How long before a U.S. CPA firm is acquired by an Indian company?
That’s the question we should be asking after considering these two developments:
1) Damian Wild in the UK reports that in November 27,565 students sat for the Institute of Chartered Accountants of India’s common proficiency test, its new CA curriculum. More than 18,000 passed. (As a comparison, the Institute of Chartered Accountants of England and Wales has 9,928 UK students, and the U.S. produces about 50,000 accounting graduates a year. “India often gets overlooked given the current global sinophilia. But with accountancy firms contracting out work there,” Wild says, “accountants cannot afford to.

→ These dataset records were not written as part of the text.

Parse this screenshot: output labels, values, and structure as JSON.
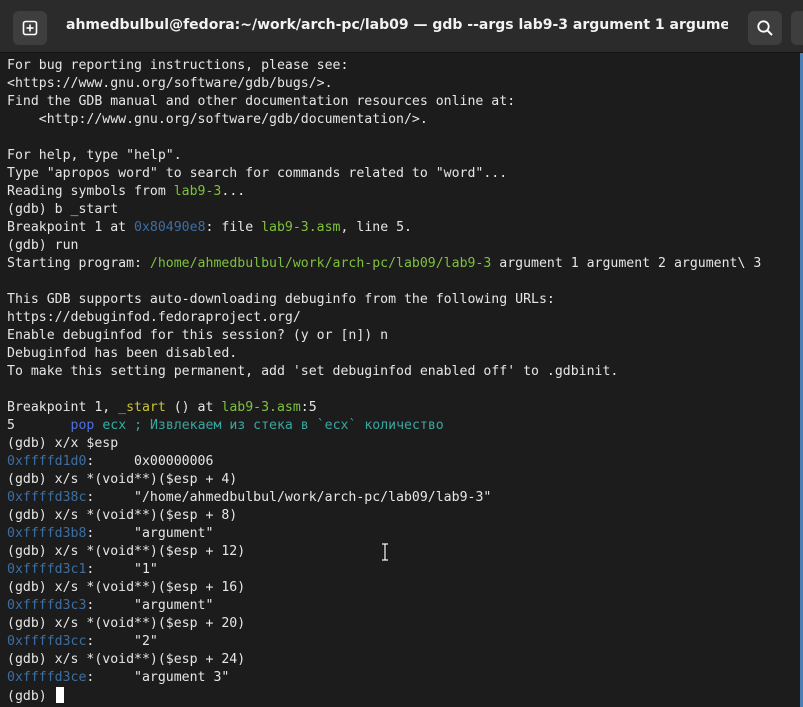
{
  "window": {
    "title": "ahmedbulbul@fedora:~/work/arch-pc/lab09 — gdb --args lab9-3 argument 1 argument 2 argu...",
    "buttons": {
      "new_tab_icon": "new-tab-icon",
      "search_icon": "search-icon",
      "menu_icon": "hamburger-menu-icon"
    }
  },
  "colors": {
    "terminal_bg": "#1c1c1c",
    "text": "#e6e6e6",
    "address": "#3d6fa3",
    "path_green": "#7ec13d",
    "function_yellow": "#c9c13b",
    "keyword": "#4f6fe0",
    "comment": "#3aa6a0"
  },
  "terminal": {
    "lines": [
      {
        "segments": [
          {
            "t": "For bug reporting instructions, please see:",
            "c": ""
          }
        ]
      },
      {
        "segments": [
          {
            "t": "<https://www.gnu.org/software/gdb/bugs/>.",
            "c": ""
          }
        ]
      },
      {
        "segments": [
          {
            "t": "Find the GDB manual and other documentation resources online at:",
            "c": ""
          }
        ]
      },
      {
        "segments": [
          {
            "t": "    <http://www.gnu.org/software/gdb/documentation/>.",
            "c": ""
          }
        ]
      },
      {
        "segments": [
          {
            "t": "",
            "c": ""
          }
        ]
      },
      {
        "segments": [
          {
            "t": "For help, type \"help\".",
            "c": ""
          }
        ]
      },
      {
        "segments": [
          {
            "t": "Type \"apropos word\" to search for commands related to \"word\"...",
            "c": ""
          }
        ]
      },
      {
        "segments": [
          {
            "t": "Reading symbols from ",
            "c": ""
          },
          {
            "t": "lab9-3",
            "c": "green"
          },
          {
            "t": "...",
            "c": ""
          }
        ]
      },
      {
        "segments": [
          {
            "t": "(gdb) b _start",
            "c": ""
          }
        ]
      },
      {
        "segments": [
          {
            "t": "Breakpoint 1 at ",
            "c": ""
          },
          {
            "t": "0x80490e8",
            "c": "addr"
          },
          {
            "t": ": file ",
            "c": ""
          },
          {
            "t": "lab9-3.asm",
            "c": "green"
          },
          {
            "t": ", line 5.",
            "c": ""
          }
        ]
      },
      {
        "segments": [
          {
            "t": "(gdb) run",
            "c": ""
          }
        ]
      },
      {
        "segments": [
          {
            "t": "Starting program: ",
            "c": ""
          },
          {
            "t": "/home/ahmedbulbul/work/arch-pc/lab09/lab9-3",
            "c": "green"
          },
          {
            "t": " argument 1 argument 2 argument\\ 3",
            "c": ""
          }
        ]
      },
      {
        "segments": [
          {
            "t": "",
            "c": ""
          }
        ]
      },
      {
        "segments": [
          {
            "t": "This GDB supports auto-downloading debuginfo from the following URLs:",
            "c": ""
          }
        ]
      },
      {
        "segments": [
          {
            "t": "https://debuginfod.fedoraproject.org/",
            "c": ""
          }
        ]
      },
      {
        "segments": [
          {
            "t": "Enable debuginfod for this session? (y or [n]) n",
            "c": ""
          }
        ]
      },
      {
        "segments": [
          {
            "t": "Debuginfod has been disabled.",
            "c": ""
          }
        ]
      },
      {
        "segments": [
          {
            "t": "To make this setting permanent, add 'set debuginfod enabled off' to .gdbinit.",
            "c": ""
          }
        ]
      },
      {
        "segments": [
          {
            "t": "",
            "c": ""
          }
        ]
      },
      {
        "segments": [
          {
            "t": "Breakpoint 1, ",
            "c": ""
          },
          {
            "t": "_start",
            "c": "yellow"
          },
          {
            "t": " () at ",
            "c": ""
          },
          {
            "t": "lab9-3.asm",
            "c": "green"
          },
          {
            "t": ":5",
            "c": ""
          }
        ]
      },
      {
        "segments": [
          {
            "t": "5       ",
            "c": ""
          },
          {
            "t": "pop",
            "c": "kw"
          },
          {
            "t": " ",
            "c": ""
          },
          {
            "t": "ecx",
            "c": "reg"
          },
          {
            "t": " ; Извлекаем из стека в `ecx` количество",
            "c": "cmt"
          }
        ]
      },
      {
        "segments": [
          {
            "t": "(gdb) x/x $esp",
            "c": ""
          }
        ]
      },
      {
        "segments": [
          {
            "t": "0xffffd1d0",
            "c": "addr"
          },
          {
            "t": ":     0x00000006",
            "c": ""
          }
        ]
      },
      {
        "segments": [
          {
            "t": "(gdb) x/s *(void**)($esp + 4)",
            "c": ""
          }
        ]
      },
      {
        "segments": [
          {
            "t": "0xffffd38c",
            "c": "addr"
          },
          {
            "t": ":     \"/home/ahmedbulbul/work/arch-pc/lab09/lab9-3\"",
            "c": ""
          }
        ]
      },
      {
        "segments": [
          {
            "t": "(gdb) x/s *(void**)($esp + 8)",
            "c": ""
          }
        ]
      },
      {
        "segments": [
          {
            "t": "0xffffd3b8",
            "c": "addr"
          },
          {
            "t": ":     \"argument\"",
            "c": ""
          }
        ]
      },
      {
        "segments": [
          {
            "t": "(gdb) x/s *(void**)($esp + 12)",
            "c": ""
          }
        ]
      },
      {
        "segments": [
          {
            "t": "0xffffd3c1",
            "c": "addr"
          },
          {
            "t": ":     \"1\"",
            "c": ""
          }
        ]
      },
      {
        "segments": [
          {
            "t": "(gdb) x/s *(void**)($esp + 16)",
            "c": ""
          }
        ]
      },
      {
        "segments": [
          {
            "t": "0xffffd3c3",
            "c": "addr"
          },
          {
            "t": ":     \"argument\"",
            "c": ""
          }
        ]
      },
      {
        "segments": [
          {
            "t": "(gdb) x/s *(void**)($esp + 20)",
            "c": ""
          }
        ]
      },
      {
        "segments": [
          {
            "t": "0xffffd3cc",
            "c": "addr"
          },
          {
            "t": ":     \"2\"",
            "c": ""
          }
        ]
      },
      {
        "segments": [
          {
            "t": "(gdb) x/s *(void**)($esp + 24)",
            "c": ""
          }
        ]
      },
      {
        "segments": [
          {
            "t": "0xffffd3ce",
            "c": "addr"
          },
          {
            "t": ":     \"argument 3\"",
            "c": ""
          }
        ]
      }
    ],
    "prompt": "(gdb) "
  }
}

2) Reliance Gateway Net, VSNL, Scandent and GHCL aren’t household names, but they may be signs of bigger things to come, according to Wharton. They’re just a few of “the growing number” of Indian businesses that have acquired U.S. firms in the past few years. “Over the last decade, Indian firms in various industries — most visibly in information technology but also in areas like auto components, the energy sector and [food products] — have been slowly building up to become emerging multinationals,” says Wharton management professor Saikat Chaudhuri.
The outsourcing phenomenon, in which Western firms have hired Indian companies for call center work and other tasks, has reaped benefits for Indian managers, exposing them to Western companies and management practices and, at the same time, demonstrating to non-Indian firms that India is a reliable source of low-cost, yet high quality, products and services, according to Wharton.